I’m looking at plane tickets and wondering if this would count as 7 days:
Arriving on a Saturday at 15:10 and leaving the following Saturday at 15:35.
I could say an extra day, but I’d rather not since I have to be back to work on Monday.
I’m looking at plane tickets and wondering if this would count as 7 days:
Arriving on a Saturday at 15:10 and leaving the following Saturday at 15:35.
I could say an extra day, but I’d rather not since I have to be back to work on Monday.
I think that only counts as 6 days.
My attorney only counted full says i.e. midnight to midnight so 6 days.
Our lawyer said the opposite, that partial days count towards your stay. I don’t know if there’s any official AIMA guidance…
There are no official guidelines. She basically said it is not worth the risk that SEF rejects partial days. I would work with your attorney. BTW this is off topic about wait time for citizenship.
Agreed, I moved the discussion to its own thread. I know more people have asked about this in the past, so good to make it easier to find!
My lawyer told me that for the first two years of the resident card a week is enough to get a renewal, then the normal 14 days period in the next two years.
Is that the case? So in 5 years a total of 35 days.
A week per year surely, not a week per two years?
First card issuance (one week)
After that normal two weeks
For example, Saturday arrival and next Saturday departure will constitue 8 days i.e. 1 week?
1 week for the first card was true earlier, when the first card was valid only for 1 year. Now that the first card is a 2-year card, you need to spend 14 days, not 7 days, in those first two years.
I understand everyone has constraints related to school and work, but please, for your own sake, consider spending a few days extra, rather than attempting to shave off the last few hours of what is already a very modest stay requirement. Given what we know about how Portugal works, you definitely do not want your renewals to hinge on edge cases open to interpretation by individual AIMA officials. Not after all the trouble and heartburn and waiting you’ve gone through to get this far.

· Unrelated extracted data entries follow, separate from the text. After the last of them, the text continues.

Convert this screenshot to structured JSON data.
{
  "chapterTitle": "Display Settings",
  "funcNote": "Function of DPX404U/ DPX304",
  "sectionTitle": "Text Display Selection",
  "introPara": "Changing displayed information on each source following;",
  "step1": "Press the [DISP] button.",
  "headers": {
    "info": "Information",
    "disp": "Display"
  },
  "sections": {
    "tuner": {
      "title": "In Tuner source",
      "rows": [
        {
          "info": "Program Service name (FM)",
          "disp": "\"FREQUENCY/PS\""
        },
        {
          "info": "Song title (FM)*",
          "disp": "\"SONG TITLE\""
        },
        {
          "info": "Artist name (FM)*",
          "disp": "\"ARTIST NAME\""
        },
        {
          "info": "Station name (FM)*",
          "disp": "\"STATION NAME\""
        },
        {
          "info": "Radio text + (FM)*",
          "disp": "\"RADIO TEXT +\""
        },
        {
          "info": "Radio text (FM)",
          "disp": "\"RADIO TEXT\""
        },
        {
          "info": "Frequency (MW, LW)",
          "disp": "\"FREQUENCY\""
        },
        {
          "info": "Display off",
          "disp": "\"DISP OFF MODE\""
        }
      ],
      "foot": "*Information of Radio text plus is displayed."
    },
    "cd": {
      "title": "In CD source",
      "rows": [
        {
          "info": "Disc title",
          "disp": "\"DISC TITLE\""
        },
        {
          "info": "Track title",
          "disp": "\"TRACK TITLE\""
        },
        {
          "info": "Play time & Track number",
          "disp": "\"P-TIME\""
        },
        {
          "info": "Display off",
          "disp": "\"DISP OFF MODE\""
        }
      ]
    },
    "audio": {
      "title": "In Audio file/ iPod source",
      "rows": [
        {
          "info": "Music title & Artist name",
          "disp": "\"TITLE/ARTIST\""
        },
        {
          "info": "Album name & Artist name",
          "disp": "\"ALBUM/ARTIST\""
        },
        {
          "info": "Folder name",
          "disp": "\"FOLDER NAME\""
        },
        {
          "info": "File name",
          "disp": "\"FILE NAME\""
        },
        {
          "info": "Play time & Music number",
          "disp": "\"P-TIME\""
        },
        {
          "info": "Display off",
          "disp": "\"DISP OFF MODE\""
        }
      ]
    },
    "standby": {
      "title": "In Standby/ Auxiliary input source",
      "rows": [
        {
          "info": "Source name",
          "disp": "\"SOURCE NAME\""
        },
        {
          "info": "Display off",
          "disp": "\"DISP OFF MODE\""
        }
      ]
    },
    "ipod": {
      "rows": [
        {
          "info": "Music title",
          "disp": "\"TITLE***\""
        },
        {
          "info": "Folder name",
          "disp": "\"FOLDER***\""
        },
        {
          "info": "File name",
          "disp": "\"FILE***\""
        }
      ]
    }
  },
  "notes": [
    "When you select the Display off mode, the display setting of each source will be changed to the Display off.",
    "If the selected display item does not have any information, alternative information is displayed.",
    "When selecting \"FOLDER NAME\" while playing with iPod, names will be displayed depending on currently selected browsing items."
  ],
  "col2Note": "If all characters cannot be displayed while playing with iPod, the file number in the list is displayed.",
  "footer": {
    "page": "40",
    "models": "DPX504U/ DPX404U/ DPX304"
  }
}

In place of 7 days per year, consider budgeting time for 10 days, coming in and going out may be partial days, but even a nitpicky agent would have to concede it’s more than 7.
I absolutely agree. I’m just trying to figure out whether I should go for the week I have some time for in February considering that only my initial application is paid and in the system – no approval or talk of biometrics yet. Under the approved law that will hopefully be signed in whereby the 5 years will be calculated differently (still waiting to find out how, of course), will spending 7 days this February (before getting approved, before biometrics, before getting a card) count? Opinions? We don’t know for sure, but…
The consensus seems to be that the stay requirement is only relevant to card renewal, and therefore there is no requirement for any stay prior to the car being issued.
My non-legal opinion is: no, it won’t count. The law governing nationality is different from the laws and regulations governing residence permits. It is only the nationality law where the start date has been modified; the Aliens Act remains as is, and the clock for all permit and renewal related requirements starts from the issue date of the first card. Though one may hope that for the sake of consistency, it too will be modified in the near future.
These are the latest Aliens Act regulations I could find (the regulations lay out the fine-grained detailed rules to implement the associated law), all changes consolidated up to 9/2022:
The conflict between the Regulations (quoted in the previous post) and the 2 year validity of the first card comes up in these forums now and again. See for example:
To avoid all unnecessary conflict and damage that could harm the citizenship’s application, it is best that we spend 10 days/ year. No matter how they count it (include or exclude the first/last days), it will always end up at least 8 days/ year.
Yes. Though I’m usually a stickler for meeting the letter of the law, I’m not losing sleep over this. I spent my 2+ weeks in the second year of the first card, the first year being impossible for travel on account of Covid restrictions. My lawyer thinks it’s fine.
But if I’m reading @kh123 right, their lawyer said 1 week is enough for the first card (rather than the first year), which is incorrect by any reasonable interpretation of the regulation.
Unsure why you would want to have to spend 7 days a year in PT before getting a visa? Or would you prefer to have to renew while your visa application is still being processed?
I can deal with the regulation asymmetry in exchange for fewer pre-visa demands.